Attraversare la Porta Santa nell’anno giubilare, allora, non è solo un gesto rituale, ma fortemente simbolico.

In quell’attraversamento il cristiano sta dicendo di voler seguire Cristo, che è la via, attraversarlo come una porta, perché vuole andare incontro al Padre.

Ma che vuole fare questo insieme al resto della comunità, al gregge a cui appartiene.

Che vuole stare nella sicurezza della Chiesa e, con essa, vuole vivere nel mondo per condurre altri, insieme con lui, all’interno di quell’ovile.

Appendice: l’indulgenza legata all’attraversamento della Porta Santa

Parlare di indulgenza significa dover affrontare e approfondire discorsi intorno ai seguenti temi: pena, colpa e purgatorio. E, specie, su quest’ultimo, bisognerebbe affrontare questioni sulla metafisica, la temporalità, ecc. Riservandoci di fare questo in un altro momento (forse nel prossimo cammino annuale per adulti?), qui diciamo solo la questione tecnica dell’indulgenza, dovendoci fidare della sapienza e dell’insegnamento della Chiesa.

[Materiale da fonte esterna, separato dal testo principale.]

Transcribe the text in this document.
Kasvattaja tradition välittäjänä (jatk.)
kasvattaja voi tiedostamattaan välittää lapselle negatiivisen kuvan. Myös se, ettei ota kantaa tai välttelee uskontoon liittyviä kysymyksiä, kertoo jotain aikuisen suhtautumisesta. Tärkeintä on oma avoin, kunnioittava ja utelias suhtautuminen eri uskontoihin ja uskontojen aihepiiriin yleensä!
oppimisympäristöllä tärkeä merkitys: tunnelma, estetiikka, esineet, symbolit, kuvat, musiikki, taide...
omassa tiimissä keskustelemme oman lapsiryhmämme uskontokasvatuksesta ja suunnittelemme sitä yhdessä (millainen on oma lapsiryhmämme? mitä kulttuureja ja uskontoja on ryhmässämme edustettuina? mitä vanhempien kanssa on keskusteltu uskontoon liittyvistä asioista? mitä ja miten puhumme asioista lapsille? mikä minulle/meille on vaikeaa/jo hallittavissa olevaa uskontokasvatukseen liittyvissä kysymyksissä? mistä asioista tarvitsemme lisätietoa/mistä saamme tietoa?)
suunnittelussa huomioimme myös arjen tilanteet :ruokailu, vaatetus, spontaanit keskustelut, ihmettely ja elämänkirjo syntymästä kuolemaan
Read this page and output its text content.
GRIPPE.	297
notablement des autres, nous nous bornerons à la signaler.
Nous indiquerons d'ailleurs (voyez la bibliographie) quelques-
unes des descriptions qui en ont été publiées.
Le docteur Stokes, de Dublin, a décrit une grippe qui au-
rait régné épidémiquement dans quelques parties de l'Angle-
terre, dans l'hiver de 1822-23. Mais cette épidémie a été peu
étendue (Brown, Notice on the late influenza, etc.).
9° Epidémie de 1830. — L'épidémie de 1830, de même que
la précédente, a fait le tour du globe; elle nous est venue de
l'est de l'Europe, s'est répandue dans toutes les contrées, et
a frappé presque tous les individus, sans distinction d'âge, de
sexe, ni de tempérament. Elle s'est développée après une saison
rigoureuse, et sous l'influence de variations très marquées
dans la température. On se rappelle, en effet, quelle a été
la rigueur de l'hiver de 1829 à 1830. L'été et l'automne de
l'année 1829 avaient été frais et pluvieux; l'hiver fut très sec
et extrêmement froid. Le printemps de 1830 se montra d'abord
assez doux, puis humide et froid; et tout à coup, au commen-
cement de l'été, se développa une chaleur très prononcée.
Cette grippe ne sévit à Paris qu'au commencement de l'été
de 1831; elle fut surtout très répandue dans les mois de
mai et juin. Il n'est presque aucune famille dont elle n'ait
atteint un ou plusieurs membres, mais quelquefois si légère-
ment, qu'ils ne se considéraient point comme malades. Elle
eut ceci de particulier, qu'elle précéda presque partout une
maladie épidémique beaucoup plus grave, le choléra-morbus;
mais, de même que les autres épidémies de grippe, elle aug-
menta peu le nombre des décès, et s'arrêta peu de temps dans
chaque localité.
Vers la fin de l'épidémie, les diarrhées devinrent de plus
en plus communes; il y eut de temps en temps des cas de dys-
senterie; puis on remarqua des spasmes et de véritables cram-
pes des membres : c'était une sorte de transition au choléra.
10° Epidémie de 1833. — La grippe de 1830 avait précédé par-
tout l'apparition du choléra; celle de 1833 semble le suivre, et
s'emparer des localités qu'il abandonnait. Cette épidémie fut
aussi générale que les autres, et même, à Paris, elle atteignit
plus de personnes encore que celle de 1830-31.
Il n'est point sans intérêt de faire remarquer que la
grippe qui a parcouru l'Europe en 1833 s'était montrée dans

Tecnicamente parlando, ogni qualvolta si commette un peccato, commettiamo una colpa alla quale è associata una pena. Nel caso di un peccato mortale la pena è eterna e temporale, mentre nel caso di un peccato veniale essa è solo temporale. La pena eterna è la separazione definitiva dalla grazia, la pena temporale è una sorta di “disordine” o “ferita” non grave, ma che provoca dolore.

Nella confessione sacramentale viene cancellata la colpa e la pena eterna (nel caso di un peccato mortale), mentre resta traccia della pena temporale.

Per la purificazione della pena temporale è possibile fare delle penitenze o, se morti, si passa per la condizione del Purgatorio.

L’indulgenza è questa facoltà che la Chiesa ha di eliminare ogni traccia di pena temporale attraverso segni rituali come, in questo caso, il passaggio della Porta Santa.


[1] Da notare come i due detti stanno agli estremi opposti della Bibbia – quello sul peccato è contenuto in Genesi, mentre quello sul Signore è riportato in Apocalisse –. Come a dire che, percorrendo tutta la Bibbia, l’essere umano fa anche un percorso spirituale e che, se all’inizio è vicino al peccato, alla fine del pellegrinaggio avrà la possibilità di accogliere il Signore.